Cheniere’s 30-million tonne/year (tpy) Sabine Pass plant has been operating since 2016. It produces from five trains and the company expects to put a sixth train in service during 2022 (OGJ Online, Aug. 7, 2020). Cheniere’s 10-million tpy Corpus Christi plant has been producing from two trains since 2019 and expects to add a third in 2021.
One of the sticking points in expanding US LNG exports to Europe has been concern on the part of potential customers regarding GHG emissions.
NuStar to expand Albuquerque refined products pipeline
NuStar Energy LP plans to develop 6,000 b/d of incremental pipeline capacity for delivery of refined products, including gasoline, diesel, and jet fuel, into the Albuquerque, NM, region.
NuStar will upgrade pump stations on a pipeline system it jointly owns with Phillips 66 Partners that transports refined products from Amarillo, Tex., to Albuquerque. In addition to increasing capacity on the system, the project will install larger and more efficient electric pumps and a modern, efficient, diesel-driven pump, providing for higher flow while reducing emissions by eliminating two diesel-driven pump stations. The project is expected to be complete by mid-2022.

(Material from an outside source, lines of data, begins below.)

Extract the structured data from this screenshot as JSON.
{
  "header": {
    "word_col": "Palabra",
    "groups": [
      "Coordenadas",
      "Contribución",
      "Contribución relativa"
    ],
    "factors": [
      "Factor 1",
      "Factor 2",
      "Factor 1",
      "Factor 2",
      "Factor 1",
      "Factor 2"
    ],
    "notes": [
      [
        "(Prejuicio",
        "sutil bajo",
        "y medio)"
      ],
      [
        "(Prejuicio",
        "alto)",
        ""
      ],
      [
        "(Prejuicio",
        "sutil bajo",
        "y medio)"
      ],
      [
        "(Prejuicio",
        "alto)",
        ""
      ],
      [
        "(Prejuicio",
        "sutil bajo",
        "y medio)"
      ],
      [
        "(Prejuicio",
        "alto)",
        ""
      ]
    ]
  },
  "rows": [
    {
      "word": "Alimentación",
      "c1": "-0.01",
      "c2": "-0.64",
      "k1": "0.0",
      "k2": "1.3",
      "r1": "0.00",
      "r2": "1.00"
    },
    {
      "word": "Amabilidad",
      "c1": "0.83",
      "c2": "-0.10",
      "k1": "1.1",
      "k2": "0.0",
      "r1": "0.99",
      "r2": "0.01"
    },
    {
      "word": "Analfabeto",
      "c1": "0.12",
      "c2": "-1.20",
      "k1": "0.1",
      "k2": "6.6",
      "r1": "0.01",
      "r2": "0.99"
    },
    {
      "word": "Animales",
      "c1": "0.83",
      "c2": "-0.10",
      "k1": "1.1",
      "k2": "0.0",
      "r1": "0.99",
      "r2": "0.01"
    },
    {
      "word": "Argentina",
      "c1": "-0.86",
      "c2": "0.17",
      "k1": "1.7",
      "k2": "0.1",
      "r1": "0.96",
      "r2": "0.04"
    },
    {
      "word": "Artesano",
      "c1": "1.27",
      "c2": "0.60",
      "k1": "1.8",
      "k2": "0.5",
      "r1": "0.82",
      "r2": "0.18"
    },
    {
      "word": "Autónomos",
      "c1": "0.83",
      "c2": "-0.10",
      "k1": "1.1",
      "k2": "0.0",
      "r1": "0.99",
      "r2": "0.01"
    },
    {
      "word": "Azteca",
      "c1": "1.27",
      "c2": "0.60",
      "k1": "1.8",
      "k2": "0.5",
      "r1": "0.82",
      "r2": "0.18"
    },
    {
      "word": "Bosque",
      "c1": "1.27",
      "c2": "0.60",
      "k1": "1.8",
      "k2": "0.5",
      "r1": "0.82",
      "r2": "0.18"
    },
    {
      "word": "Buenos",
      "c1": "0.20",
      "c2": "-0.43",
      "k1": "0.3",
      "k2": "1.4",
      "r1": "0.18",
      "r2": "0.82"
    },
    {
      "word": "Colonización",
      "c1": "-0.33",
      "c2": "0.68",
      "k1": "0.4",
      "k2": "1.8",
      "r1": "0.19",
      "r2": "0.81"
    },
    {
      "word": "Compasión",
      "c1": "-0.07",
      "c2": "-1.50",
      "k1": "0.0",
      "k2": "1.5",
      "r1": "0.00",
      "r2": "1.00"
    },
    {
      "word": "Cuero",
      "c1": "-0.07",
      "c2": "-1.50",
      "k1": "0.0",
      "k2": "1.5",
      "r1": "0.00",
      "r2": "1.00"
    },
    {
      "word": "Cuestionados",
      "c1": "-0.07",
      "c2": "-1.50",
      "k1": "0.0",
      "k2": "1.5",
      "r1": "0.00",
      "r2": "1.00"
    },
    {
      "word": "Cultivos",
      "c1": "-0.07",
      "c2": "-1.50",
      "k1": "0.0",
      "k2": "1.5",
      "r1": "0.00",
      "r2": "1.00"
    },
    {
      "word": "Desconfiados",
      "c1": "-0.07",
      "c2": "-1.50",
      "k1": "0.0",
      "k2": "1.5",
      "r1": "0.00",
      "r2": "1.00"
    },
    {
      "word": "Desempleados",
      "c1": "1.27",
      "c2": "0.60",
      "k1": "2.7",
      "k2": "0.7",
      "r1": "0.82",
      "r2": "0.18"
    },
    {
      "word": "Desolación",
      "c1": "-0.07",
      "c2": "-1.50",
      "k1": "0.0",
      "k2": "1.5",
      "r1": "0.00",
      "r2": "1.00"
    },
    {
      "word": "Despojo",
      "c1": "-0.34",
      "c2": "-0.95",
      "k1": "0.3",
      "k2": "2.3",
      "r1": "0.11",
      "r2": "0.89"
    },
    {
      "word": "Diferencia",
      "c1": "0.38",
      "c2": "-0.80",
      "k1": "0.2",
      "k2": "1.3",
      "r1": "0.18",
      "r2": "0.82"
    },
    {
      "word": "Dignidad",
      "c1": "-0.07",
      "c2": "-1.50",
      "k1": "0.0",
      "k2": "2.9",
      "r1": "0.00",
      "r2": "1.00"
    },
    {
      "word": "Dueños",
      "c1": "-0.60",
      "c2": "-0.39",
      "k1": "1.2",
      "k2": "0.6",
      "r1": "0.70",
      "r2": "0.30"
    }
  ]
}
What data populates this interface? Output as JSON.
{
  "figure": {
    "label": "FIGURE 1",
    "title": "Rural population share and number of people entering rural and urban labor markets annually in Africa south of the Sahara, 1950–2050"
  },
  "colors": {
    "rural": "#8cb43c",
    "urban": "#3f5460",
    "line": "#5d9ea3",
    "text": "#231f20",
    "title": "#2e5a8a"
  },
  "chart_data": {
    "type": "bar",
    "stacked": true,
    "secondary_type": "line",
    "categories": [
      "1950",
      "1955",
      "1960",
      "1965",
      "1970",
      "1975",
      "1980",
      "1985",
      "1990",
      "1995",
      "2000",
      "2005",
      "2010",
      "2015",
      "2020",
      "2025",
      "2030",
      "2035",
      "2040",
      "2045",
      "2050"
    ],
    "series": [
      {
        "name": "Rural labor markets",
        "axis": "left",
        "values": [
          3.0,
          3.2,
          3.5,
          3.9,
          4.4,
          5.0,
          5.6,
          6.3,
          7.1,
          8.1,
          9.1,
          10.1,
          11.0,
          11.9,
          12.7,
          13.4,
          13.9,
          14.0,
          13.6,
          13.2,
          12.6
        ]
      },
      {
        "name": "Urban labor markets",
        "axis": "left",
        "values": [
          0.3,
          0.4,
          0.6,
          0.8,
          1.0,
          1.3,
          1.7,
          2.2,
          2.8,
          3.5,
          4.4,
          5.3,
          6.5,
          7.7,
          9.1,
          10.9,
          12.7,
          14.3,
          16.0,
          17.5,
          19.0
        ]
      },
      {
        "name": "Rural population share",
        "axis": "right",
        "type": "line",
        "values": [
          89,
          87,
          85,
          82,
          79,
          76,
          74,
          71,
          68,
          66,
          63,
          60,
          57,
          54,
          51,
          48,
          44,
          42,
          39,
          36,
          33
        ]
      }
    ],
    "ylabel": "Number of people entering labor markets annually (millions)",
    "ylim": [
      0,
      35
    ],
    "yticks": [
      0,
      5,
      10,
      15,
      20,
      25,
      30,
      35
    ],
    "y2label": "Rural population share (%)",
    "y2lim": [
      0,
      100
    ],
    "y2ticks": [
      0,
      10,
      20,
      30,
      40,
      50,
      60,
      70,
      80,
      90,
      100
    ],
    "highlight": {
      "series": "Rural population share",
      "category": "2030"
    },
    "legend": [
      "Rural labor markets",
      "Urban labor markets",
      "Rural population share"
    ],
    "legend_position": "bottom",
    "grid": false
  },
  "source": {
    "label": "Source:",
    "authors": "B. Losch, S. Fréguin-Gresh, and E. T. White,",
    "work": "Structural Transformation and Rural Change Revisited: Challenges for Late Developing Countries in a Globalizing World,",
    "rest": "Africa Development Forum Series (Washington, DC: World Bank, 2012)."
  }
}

In August 2020, NuStar reactivated an idled pump station on its refined products Colorado Springs Pipeline system, increasing capacity by 6,000 b/d into the Colorado Springs and Denver markets. Both markets had lost supply when HollyFrontier Corp.’s 52,000-b/d refinery in Cheyenne, Wyo., closed last year to convert into a renewable fuels plant (OGJ Online, June 2, 2020).
Damietta LNG loads first cargo since 2012
Eni SPA’s 7.56 billion cu m/year Damietta LNG plant in Egypt has produced and loaded its first cargo since 2012. An agreement to fully restart operations has been authorized by governmental authorities and is expected to close first-half March 2021.
Eni in late 2020 signed agreements for the plant’s restsart with Egypt, Egyptian General Petroleum Corp., Egyptian Natural Gas Holding Co. (EGAS), and Spanish company Naturgy (OGJ Online, Jan. 4, 2021).
Damietta LNG is owned by Segas, which is 40% held by Eni through Union Fenosa Gas (50% Eni, 50% Naturgy). Union Fenosa will be transferring its ownership stake to Eni and EGAS as part of the restart agreements.
Ongoing development of Egypt’s offshore Zohr and Nooros gas fields has allowed the country to reenter the LNG export market.